In our previous blog, you read about “Performance Visibility and Software-Defined Technology” and about “NPM and the Cloud”. In this blog, take a look at how TLS encryption can be a roadblock to NPM visibility.
NPM Visibility Roadblock: TLS Encryption
On the subject of network security, EMA sees an emerging visibility challenge with TLS 1.3 encryption. This standard, which will be adopted by 98% of enterprises by 2022, uses perfect forward secrecy (PFS), which replaces shared keys with a per-session key exchange mechanism. This means that visibility tools can’t rely on a shared encryption key to decrypt all data generated by a web server.
Eighty-nine percent of enterprises expect TLS 1.3 to degrade their visibility into inbound and internal traffic, since they often use passive decryption on a visibility tool to get inside encrypted packets. With TLS 1.3, enterprises will need to use an active decryption proxy, which decrypts production traffic. This will add latency, and it will break the end-to-end encryption, which in turn will violate a variety of compliance regimes.

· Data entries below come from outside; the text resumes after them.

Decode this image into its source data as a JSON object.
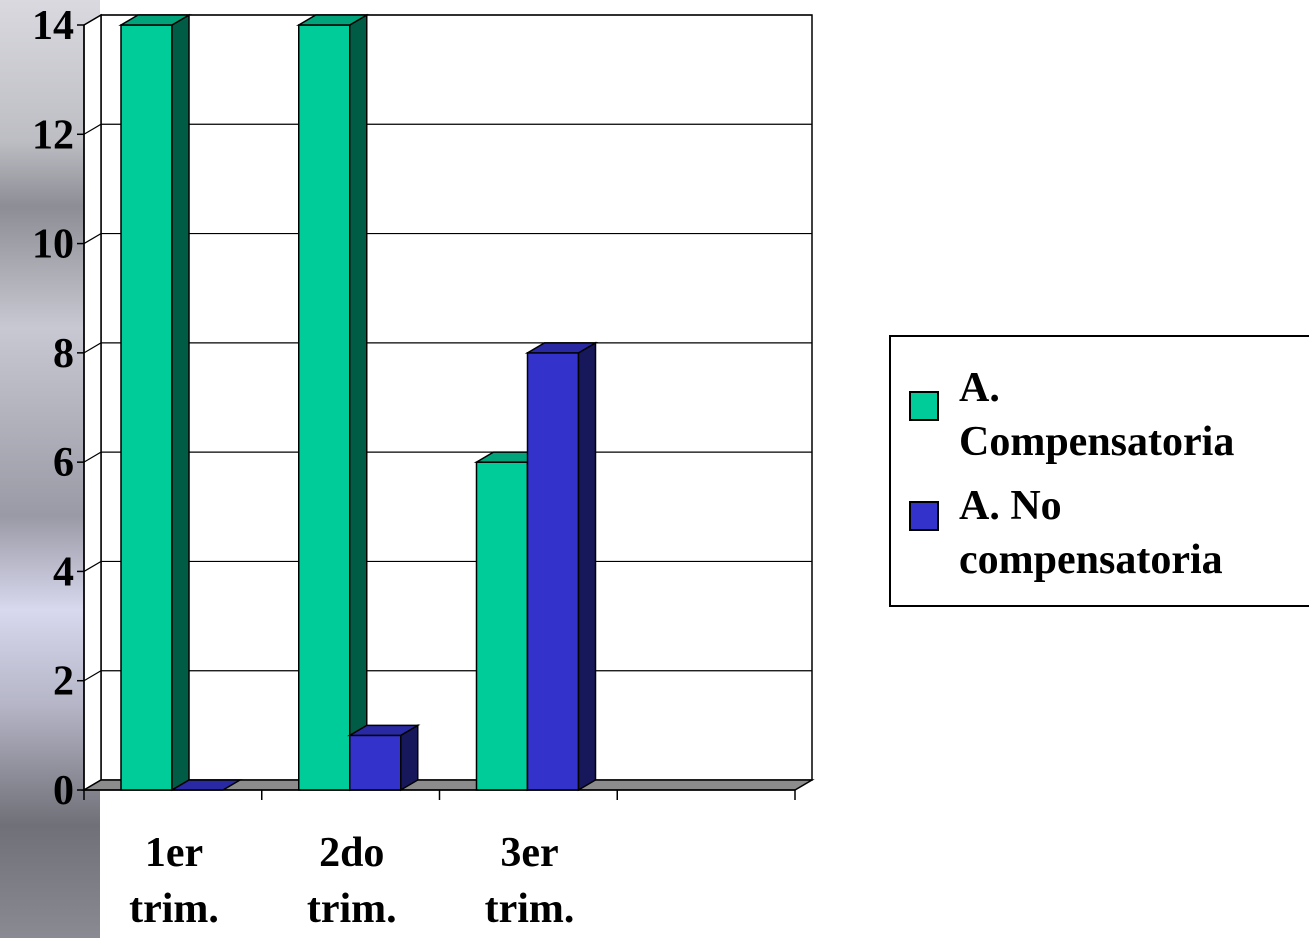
{
  "chart_data": {
    "type": "bar",
    "categories": [
      [
        "1er",
        "trim."
      ],
      [
        "2do",
        "trim."
      ],
      [
        "3er",
        "trim."
      ],
      ""
    ],
    "series": [
      {
        "name": [
          "A.",
          "Compensatoria"
        ],
        "values": [
          14,
          14,
          6,
          null
        ],
        "color": "#00CC99"
      },
      {
        "name": [
          "A. No",
          "compensatoria"
        ],
        "values": [
          0,
          1,
          8,
          null
        ],
        "color": "#3333CC"
      }
    ],
    "y_ticks": [
      "0",
      "2",
      "4",
      "6",
      "8",
      "10",
      "12",
      "14"
    ],
    "ylim": [
      0,
      14
    ],
    "grid": true,
    "legend_position": "right",
    "style": "3d-clustered-column",
    "title": "",
    "xlabel": "",
    "ylabel": ""
  }
}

Enterprises will have to shift expectations for visibility. They can limit their NPM insights to NetFlow or Layer 4 packet headers, which is better than nothing. Or, they can shift gears and use an active monitoring tool that injects synthetic traffic into the network. Naturally, packet-based NPM vendors will innovate to get around TLS 1.3, but those solutions are mostly still emerging. EMA recommends that enterprises have conversations with their NPM vendors to find out how they provide visibility into this new encryption protocol.
In conclusion, software-defined technologies, the cloud, and TLS 1.3 encryption are all challenging today’s NPM tools. However, there are solutions out there to help enterprises maintain operational visibility. With proper planning, most enterprises should be able to adapt.